The Virginian-Pilot
                             THE VIRGINIAN-PILOT 
              Copyright (c) 1996, Landmark Communications, Inc.

DATE: Sunday, June 2, 1996                  TAG: 9606020316
SECTION: LOCAL                   PAGE: B1   EDITION: FINAL 
SOURCE: BY JON GLASS, STAFF WRITER 
                                            LENGTH:   90 lines

LITERACY PASSPORT TEST: SOUTH HAMPTON ROADS EDUCATORS ARE PLEASED THAT THE VAST MAJORITY OF STUDENTS PASSED THE MANDATORY SIX-GRADE-LEVEL TEST. ONLY 7 STUDENTS FAIL LITERACY TEST THIS IS THE FIRST YEAR THE LITERACY PASSPORT TEST IS REQUIRED FOR STUDENTS TO GRADUATE.

A literacy test that Virginia high school seniors must have passed by this year to graduate has become a stumbling block for only a handful of students in Hampton Roads.

In what local educators regard as a success, fewer than 10 seniors taking regular education classes will not get a diploma in graduation ceremonies this month because they failed to pass the Literacy Passport Test.

This marks the first year since the test was introduced six years ago that passing it is a requirement for graduation in Virginia.

``I feel it's a good, healthy sign,'' said Clyde Colwell, coordinator of reading and English in Norfolk public schools.

In Portsmouth and Suffolk, all seniors expecting to graduate have passed the sixth-grade-level test, designed to ensure that students have a grasp of basic skills in reading, writing and math.

In Virginia Beach, the state's second-largest school system, three seniors in a graduating class approaching 5,000 had not passed at least one section of the three-part test.

``I have mixed feelings,'' said K. Edwin Brown, newly named assistant superintendent for accountability in Virginia Beach. ``On the one hand, we would hope that no one would fail it, but on the other hand, three isn't bad.''

In Chesapeake and Norfolk, each district has two seniors who haven't passed the test.

But in Norfolk, Colwell said, both seniors have been granted state waivers to try to pass the test in time for graduation. There were ``extenuating circumstances,'' Colwell said: one had moved to the city from out-of-state in mid-year and had never taken the test. The other was a transfer student who had only one chance to take the test. The test was offered twice during the senior year.

Seniors who aren't granted waivers will be given another chance to pass in July.

Virginia began offering the Literacy Passport Test to sixth-graders during the 1989-90 school year. The General Assembly approved the testing as a way to ensure students were at least learning basic skills.

Last year in Hampton Roads, the percentage of sixth-graders who passed all three sections of the test the first time they took it ranged from a high of 74 percent in Virginia Beach to a low of 44 percent in Norfolk.

Every school district in the region has programs to help students who fail it acquire the skills they need to pass. Students retake it every year until they pass, and officials said the small number of seniors being held up at graduation this year is proof that the programs are working.

State education officials last week could not estimate how many high school seniors statewide have yet to pass the test. Earlier in the year, they guessed that as many as 500 might not get diplomas, but officials said they now expect the number will be much lower.

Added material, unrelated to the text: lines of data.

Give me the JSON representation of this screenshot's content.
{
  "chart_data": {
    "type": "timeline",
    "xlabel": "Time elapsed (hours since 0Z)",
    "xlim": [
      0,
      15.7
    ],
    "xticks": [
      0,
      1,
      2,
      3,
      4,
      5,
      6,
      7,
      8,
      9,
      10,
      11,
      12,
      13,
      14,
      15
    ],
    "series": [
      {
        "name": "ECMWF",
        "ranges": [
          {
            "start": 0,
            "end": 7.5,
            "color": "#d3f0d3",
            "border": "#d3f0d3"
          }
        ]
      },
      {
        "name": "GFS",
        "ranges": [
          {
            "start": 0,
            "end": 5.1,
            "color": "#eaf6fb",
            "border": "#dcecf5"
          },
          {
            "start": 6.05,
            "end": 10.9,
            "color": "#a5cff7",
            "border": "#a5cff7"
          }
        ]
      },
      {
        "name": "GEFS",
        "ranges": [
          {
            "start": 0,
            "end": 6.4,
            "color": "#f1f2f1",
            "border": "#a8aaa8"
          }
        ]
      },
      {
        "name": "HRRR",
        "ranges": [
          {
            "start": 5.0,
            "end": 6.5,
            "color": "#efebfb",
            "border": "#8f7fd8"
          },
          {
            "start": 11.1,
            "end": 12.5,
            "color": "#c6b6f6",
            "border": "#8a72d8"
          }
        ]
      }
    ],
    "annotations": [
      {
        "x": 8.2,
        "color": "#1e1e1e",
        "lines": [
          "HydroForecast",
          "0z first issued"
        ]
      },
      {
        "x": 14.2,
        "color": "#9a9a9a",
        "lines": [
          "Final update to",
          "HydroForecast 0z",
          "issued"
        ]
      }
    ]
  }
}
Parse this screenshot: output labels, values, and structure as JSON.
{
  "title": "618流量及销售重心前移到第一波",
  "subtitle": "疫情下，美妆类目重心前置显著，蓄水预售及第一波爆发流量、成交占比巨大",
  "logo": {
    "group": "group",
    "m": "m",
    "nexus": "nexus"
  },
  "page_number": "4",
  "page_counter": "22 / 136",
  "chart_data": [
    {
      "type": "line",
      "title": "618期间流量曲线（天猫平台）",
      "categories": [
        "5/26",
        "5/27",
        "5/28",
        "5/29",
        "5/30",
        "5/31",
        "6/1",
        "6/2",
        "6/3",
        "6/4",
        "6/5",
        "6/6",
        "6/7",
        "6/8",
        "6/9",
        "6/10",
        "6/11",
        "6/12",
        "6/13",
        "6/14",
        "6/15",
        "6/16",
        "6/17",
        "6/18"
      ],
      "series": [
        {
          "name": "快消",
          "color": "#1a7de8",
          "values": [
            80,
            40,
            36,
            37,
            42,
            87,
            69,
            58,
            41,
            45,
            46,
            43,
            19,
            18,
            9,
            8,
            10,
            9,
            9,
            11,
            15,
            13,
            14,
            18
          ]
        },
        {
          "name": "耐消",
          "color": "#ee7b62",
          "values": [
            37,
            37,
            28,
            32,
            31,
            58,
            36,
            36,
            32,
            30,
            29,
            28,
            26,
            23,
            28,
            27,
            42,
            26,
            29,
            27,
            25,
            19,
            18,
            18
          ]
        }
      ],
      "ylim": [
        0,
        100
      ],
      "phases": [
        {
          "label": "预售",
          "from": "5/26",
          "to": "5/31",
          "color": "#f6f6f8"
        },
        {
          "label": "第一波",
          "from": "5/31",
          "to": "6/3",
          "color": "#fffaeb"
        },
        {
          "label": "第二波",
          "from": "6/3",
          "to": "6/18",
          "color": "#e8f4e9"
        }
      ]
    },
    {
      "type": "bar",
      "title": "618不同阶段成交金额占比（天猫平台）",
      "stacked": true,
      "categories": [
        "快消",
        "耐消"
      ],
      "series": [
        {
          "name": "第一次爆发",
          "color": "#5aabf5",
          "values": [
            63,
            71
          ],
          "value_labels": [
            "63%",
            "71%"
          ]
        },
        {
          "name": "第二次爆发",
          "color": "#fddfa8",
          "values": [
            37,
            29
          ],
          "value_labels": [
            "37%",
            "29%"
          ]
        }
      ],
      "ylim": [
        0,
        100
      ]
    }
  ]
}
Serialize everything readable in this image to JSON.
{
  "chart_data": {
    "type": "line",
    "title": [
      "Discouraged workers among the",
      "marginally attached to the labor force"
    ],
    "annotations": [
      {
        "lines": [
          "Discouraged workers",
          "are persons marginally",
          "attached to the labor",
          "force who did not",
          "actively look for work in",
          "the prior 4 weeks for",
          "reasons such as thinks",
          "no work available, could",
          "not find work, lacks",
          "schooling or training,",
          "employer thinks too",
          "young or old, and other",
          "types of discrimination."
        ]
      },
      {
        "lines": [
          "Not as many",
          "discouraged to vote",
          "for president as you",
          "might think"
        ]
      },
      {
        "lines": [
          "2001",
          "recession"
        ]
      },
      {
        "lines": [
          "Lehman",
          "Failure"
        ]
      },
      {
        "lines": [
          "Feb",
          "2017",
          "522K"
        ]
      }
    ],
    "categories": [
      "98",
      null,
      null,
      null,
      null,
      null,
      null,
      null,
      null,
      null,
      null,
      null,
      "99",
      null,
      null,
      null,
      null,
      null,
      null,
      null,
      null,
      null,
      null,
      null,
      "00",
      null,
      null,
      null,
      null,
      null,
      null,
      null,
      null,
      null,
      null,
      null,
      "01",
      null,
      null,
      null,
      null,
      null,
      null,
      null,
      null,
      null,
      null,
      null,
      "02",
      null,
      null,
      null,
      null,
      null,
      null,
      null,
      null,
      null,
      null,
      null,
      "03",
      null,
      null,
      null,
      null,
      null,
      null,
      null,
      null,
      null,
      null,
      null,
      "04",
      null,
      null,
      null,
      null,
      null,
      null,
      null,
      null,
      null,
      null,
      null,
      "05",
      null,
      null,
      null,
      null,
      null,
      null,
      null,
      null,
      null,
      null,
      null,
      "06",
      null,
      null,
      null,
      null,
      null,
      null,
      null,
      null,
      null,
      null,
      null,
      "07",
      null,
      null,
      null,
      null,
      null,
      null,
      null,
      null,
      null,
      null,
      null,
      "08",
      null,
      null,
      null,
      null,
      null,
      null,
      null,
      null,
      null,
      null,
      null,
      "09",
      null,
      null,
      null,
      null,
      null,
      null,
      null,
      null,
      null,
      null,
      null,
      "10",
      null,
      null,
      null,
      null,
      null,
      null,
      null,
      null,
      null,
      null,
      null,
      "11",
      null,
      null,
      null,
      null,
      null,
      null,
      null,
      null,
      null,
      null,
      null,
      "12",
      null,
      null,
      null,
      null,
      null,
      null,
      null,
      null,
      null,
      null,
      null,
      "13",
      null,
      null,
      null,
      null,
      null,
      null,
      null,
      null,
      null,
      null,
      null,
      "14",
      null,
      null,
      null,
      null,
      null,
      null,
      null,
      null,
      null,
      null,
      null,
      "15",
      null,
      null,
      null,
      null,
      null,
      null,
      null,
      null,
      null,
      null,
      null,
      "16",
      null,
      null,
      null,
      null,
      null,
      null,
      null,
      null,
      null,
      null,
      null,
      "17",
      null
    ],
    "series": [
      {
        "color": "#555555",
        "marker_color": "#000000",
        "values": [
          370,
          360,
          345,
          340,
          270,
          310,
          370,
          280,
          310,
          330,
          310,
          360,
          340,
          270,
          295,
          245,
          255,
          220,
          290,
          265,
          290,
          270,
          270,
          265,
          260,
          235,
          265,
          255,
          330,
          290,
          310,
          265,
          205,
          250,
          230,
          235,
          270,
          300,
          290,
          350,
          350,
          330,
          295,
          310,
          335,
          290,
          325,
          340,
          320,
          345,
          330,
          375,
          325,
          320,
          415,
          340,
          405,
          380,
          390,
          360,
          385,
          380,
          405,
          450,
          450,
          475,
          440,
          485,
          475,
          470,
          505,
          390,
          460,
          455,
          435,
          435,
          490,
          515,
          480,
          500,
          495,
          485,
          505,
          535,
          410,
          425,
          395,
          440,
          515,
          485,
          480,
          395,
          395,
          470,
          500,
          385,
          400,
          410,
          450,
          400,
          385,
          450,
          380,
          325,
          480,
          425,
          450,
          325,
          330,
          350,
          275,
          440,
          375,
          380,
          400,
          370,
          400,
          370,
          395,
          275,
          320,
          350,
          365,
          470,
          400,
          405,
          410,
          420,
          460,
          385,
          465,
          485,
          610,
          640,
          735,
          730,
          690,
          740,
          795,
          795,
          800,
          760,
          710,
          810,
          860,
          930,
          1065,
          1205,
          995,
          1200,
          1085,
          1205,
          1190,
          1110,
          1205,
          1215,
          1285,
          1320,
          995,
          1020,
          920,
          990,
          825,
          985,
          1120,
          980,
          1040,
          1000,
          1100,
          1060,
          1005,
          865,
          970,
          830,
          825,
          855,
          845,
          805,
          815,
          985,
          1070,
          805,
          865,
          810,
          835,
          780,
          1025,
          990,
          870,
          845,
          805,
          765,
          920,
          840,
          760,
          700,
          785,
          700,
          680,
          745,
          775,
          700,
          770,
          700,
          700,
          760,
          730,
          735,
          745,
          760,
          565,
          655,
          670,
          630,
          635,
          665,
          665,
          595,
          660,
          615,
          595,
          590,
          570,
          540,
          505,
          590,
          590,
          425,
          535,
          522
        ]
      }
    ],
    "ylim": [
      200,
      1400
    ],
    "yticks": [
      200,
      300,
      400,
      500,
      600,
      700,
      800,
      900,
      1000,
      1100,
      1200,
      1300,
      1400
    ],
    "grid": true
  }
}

Seniors most likely to have had trouble passing include students taking English as a second language - more of an issue in Northern Virginia - and special education students hoping to get a standard state diploma instead of a special education certificate, officials said.

Colwell said as many as 11 Norfolk special education students in that category were waiting to find out if they had passed the test, last given by the state in February. He said results should be in by Monday.

The new graduation requirement has upset some parents. A mother in Virginia Beach whose son is one of the three seniors failing to pass the test has asked school officials that he be allowed to retake it before graduation.

The mother asked not to be identified to protect her son from embarrassment. She said her husband is in the military and that the family moved to Virginia Beach last summer from Okinawa, Japan.

The boy, who has a learning disability, needs to pass the writing section, which he failed by only two points, she said. He has enough academic course credits to graduate, she said.

``It's bad because this child has worked hard, and now he has been slammed one week before graduation,'' the mother said. ``He's already bought his class ring, his invitations and his cap and gown.''

Virginia Beach officials said they have agreed to let the boy march with his class, but he won't get his diploma.

Since the Virginia Beach boy took the test both times it was offered during the regular school year, state officials said he would have to wait until the test is given in July.

``I regret the hardship for any family,'' said William C. Bosher Jr., state superintendent of public instruction. ``I understand the trauma, but I also realize it's important to have standards, and even in the most difficult of circumstances, those standards must be applied.''

Graduation requirements are expected to get tougher: The state Board of Education, possibly as soon as 2001, plans to require that high school juniors pass a tougher academic-skills test before being allowed to graduate.